When switched on, the robot moves in the direction indicated by the illuminated arrow on the front drive wheel mechanism. When the whistle is blown, the front wheels rotate. Stop blowing the whistle and the machine will resume moving in the direction indicated by the arrow.
The drive motor in forward mode moves the robot, in reverse mode it rotates the drive wheel assembly. To make all this operate, two "one way bearings," a slip ring, sound detector and SPDT relay are required.
(2) One way bearings
(4) belts for wheels
(2) holders for 4 AA batteries
(8) AA batteries
1/4 inch plywood--10 inches by 15 inches
(4) red led
2 microfarad capacitor
(2) 10K resistor
(2) bearing--6mm I.D., 19mm O.D.
Print the 3d parts and prepare to construct the robot.
Insert a one way bearing into the drive wheel assembly.
Place a belt on the free turning (one way) drive wheel.
Place a belt on the motorized drive wheel. Attach the motor and solder small gauge wire to the motor.
Insert the wheels into the drive assembly.
Thread the upright shaft into the drive assembly.
Cut the base out of a piece of 1/4 inch plywood.
Insert bearings into the rear wheel assemblies. Insert wheels into the bearings.
Screw the rear wheels onto the plywood.
Wire the arrow according to the schematic.
Attach the arrow to the rotating base. I melted the two together using a soldering iron--glue would work as well.

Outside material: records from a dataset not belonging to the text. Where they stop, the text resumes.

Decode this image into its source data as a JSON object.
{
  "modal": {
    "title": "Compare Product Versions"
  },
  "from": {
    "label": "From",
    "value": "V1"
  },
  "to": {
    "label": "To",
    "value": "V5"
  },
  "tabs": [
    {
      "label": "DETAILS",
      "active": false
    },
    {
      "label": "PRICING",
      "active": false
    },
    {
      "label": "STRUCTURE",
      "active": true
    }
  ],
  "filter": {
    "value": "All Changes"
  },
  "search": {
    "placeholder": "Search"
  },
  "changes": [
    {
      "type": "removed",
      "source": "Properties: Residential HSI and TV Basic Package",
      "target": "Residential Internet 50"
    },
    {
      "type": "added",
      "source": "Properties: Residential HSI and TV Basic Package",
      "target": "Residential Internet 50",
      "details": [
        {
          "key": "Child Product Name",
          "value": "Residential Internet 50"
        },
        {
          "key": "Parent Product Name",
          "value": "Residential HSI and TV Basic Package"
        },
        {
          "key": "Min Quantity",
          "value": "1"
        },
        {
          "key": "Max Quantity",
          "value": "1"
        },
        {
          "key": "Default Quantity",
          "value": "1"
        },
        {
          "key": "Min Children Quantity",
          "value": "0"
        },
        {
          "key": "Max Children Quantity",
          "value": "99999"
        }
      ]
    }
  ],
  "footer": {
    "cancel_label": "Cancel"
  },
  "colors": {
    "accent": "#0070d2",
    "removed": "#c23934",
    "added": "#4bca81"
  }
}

Insert a one way bearing into the bearing holder. Screw the bearing holder to the plywood base.
Insert the wheel assembly into the bearing holder.
Attach the slip ring to the slip ring holder.
Push the wires through the upright shaft and attach the slip ring holder to the bearing holder.
Attach the wires to the diode bridge.
Wire the microphone and amplifier circuit on the breadboard. Attach to the Arduino and load the sketch.
Wire the on/off DPDT switch and attach to the back of the base.
Attach the battery holders, relay and Arduino using velcro.
Flip the switch on and you will have a (noisy) sonic controlled robot.